Film Review: The Thin Blue Line
The Thin Blue Line (1988; Directed by Errol Morris)
The American social justice documentary has become a staple of the form. A quick scan of recent Best Documentary Feature Oscar nominees, public television, or Netflix reveals a plethora of documentary films concerning social problems in America, particular those that go unresolved through the country’s courts, prisons, and justice system in general. Indeed, there is no shortage of films that see American justice as a prima facie social problem in and of itself and seek to interrogate and challenge its imperatives of law and order.
These documentaries nearly all owe a considerable debt to Errol Morris’ The Thin Blue Line, an inventive, complex, and incandescently outraged polemic against the wrongful conviction and imprisonment of an innocent man for a crime he did not commit. Utilizing interviews, archival material, and illustrative re-enactments (and a spectral score by Philip Glass), Morris made such a potent case for the innocence of Randall Dale Adams in the killing of a Dallas-area police officer that Adams’ conviction (and pending execution) was overturned about a year after the film’s release. But in addition to that achievement, Morris’ narrative and technical methods have influenced not only documentary film but pulpier, less political astute and ambitious work as well, namely the glut of true crime programs oozing across cable in the multi-channel universe.
Adams, a single, unattached drifter who had worked his way into Dallas in the fall of 1976, soon experienced Texas justice firsthand. He found himself being made a patsy for the murder of a cop that was almost certainly committed by a crime-ridden local small-town good ol’ boy named David Ray Harris, though he was never convicted of the crime (Harris was executed by the state in 2004 for another murder). Morris documents the stitch-up job inflicted on Adams in great detail that builds and deepens in corruption and indignation as it goes on. Police statements are conveniently altered; a false confession is obtained; unreliable but extremely eager eyewitnesses readily finger the suspect; an immunity deal is struck with Harris to point at Adams as well, although even cursory police work would have found Harris to be the more suspicious figure in the case.
Morris (a former private detective) began the project by focusing on Dr. James Grigson, a psychiatrist for hire who had testified in over a hundred death penalty cases and invariably aids the prosecution case by declaring the accused to be a psychopath who would undoubtedly kill again if set free (he trotted out the same line on Adams to aid in conviction). Morris ultimately found the Adams case in particular more interesting and changed his tack, but Dr. Grigson’s transparently obvious and deeply cynical testimony racket is emblematic of a system set up to manufacture death sentences. It’s also set up to choose and condemn a fall guy in the high-profile murder of a police officer, with closed ranks among the force, collusion between the police and the District Attorney, and self-serving deals with dangerous offenders in exchange for evidence and testimony that will convict another.

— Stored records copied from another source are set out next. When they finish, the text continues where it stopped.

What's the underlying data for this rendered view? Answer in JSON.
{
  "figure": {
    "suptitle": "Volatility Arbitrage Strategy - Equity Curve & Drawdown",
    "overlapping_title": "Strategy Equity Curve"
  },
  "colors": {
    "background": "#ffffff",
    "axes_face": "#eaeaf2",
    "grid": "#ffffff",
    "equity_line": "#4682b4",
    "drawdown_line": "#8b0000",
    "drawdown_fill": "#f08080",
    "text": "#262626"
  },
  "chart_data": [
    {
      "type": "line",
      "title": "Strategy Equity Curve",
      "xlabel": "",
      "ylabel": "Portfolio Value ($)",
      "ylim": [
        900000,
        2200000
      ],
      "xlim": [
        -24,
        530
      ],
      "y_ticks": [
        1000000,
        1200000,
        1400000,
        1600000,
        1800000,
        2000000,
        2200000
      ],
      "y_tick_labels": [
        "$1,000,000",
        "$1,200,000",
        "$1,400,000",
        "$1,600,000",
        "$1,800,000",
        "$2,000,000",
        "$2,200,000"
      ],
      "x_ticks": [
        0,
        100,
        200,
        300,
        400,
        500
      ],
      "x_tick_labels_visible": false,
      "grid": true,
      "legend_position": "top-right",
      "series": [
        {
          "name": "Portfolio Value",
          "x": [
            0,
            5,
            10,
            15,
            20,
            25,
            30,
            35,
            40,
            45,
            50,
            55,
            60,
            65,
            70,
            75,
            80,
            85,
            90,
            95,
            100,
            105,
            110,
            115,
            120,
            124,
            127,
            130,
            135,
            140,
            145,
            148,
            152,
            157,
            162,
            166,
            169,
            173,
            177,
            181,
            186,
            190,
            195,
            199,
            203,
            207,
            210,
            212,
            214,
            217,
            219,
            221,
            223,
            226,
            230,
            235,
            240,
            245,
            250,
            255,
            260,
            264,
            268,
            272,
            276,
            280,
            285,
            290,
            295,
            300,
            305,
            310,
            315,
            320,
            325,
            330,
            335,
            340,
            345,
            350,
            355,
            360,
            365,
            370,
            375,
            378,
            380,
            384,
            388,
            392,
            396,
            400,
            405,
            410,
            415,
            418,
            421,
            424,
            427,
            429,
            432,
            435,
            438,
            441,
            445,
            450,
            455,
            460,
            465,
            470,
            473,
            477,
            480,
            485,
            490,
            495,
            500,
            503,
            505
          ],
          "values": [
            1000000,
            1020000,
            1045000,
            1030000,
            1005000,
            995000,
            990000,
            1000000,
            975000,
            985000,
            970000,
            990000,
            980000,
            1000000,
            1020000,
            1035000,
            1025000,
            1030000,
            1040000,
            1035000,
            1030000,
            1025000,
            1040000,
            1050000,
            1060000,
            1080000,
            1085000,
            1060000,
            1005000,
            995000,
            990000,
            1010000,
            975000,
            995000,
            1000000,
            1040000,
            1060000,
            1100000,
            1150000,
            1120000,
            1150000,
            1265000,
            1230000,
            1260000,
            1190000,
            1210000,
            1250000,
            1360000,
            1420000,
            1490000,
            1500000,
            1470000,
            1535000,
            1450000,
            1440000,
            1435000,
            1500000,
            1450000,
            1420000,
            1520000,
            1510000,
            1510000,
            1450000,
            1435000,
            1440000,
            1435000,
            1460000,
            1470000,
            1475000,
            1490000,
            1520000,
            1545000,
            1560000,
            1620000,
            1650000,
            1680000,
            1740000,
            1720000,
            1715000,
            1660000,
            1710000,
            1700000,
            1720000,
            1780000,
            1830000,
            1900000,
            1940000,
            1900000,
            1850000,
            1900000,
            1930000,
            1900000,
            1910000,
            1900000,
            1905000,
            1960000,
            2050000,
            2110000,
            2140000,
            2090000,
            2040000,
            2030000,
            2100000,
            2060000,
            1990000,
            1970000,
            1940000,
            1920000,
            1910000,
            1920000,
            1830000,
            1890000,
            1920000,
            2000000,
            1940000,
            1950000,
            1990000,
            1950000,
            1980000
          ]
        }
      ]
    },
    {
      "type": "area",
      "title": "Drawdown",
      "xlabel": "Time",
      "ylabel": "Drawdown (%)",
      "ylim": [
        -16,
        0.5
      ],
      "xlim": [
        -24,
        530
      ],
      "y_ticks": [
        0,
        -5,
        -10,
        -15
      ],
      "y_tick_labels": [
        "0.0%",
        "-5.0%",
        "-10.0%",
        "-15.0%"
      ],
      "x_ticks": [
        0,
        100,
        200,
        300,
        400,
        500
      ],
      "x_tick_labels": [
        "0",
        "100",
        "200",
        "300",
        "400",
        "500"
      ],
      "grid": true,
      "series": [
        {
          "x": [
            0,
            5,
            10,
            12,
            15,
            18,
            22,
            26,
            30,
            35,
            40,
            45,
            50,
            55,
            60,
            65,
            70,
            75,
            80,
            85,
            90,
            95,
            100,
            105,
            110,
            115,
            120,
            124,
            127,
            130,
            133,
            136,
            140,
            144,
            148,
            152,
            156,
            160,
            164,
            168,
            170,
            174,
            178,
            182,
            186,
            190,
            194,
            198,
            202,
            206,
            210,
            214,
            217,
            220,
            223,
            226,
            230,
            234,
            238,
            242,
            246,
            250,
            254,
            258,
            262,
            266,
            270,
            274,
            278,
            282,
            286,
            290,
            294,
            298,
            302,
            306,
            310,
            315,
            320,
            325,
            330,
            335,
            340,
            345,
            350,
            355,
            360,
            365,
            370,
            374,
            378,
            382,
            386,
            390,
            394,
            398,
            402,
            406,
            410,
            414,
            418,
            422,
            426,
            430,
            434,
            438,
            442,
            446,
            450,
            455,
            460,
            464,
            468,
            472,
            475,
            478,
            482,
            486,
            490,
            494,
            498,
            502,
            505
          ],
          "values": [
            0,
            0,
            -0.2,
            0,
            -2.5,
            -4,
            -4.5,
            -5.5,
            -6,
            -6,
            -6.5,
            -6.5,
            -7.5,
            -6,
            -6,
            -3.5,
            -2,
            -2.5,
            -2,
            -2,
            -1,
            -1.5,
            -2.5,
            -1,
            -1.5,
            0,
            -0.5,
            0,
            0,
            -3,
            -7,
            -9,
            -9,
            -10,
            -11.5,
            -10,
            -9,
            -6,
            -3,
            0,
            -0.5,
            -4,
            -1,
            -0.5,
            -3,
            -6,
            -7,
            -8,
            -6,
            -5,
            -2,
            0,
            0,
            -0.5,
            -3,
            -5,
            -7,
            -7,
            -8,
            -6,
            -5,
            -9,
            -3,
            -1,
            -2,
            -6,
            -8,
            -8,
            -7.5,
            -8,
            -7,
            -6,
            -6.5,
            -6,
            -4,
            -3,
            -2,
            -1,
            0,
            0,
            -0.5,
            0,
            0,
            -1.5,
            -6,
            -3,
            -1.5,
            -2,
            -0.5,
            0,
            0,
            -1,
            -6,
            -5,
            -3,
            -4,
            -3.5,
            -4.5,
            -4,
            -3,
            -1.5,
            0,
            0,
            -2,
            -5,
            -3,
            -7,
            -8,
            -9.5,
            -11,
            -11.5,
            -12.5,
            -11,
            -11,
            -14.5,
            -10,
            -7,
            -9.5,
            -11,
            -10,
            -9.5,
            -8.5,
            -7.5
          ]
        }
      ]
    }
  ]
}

This system, so well exposed by Morris here, has not really gone away, only manipulated its form to be less immediately apparent. The Thin Blue Line‘s focus is an injustice perpetrated on a white man and not on a black man as many recent cases in the United States have prominently featured. It’s worth recalling the social context of the time, when a long-haired free spirit without fixed address like Adams was as much a target for the hegemonic establishment as someone who wasn’t white.
Morris doesn’t telegraph much of this context, though. His gaze is fixed on the details of the case and their intense discrepancy with the lofty ideals of the justice system. As a result, some of the deeper implications of the practices of authority that convicted Randall Dale Adams are not pinpointed with nearly the same level of dead-eyed accuracy. This only reduces the impact of The Thin Blue Line to a minor extent, but it is a noticeable oversight in an otherwise powerful film made with great skill and possessed with deep and persuasive conviction.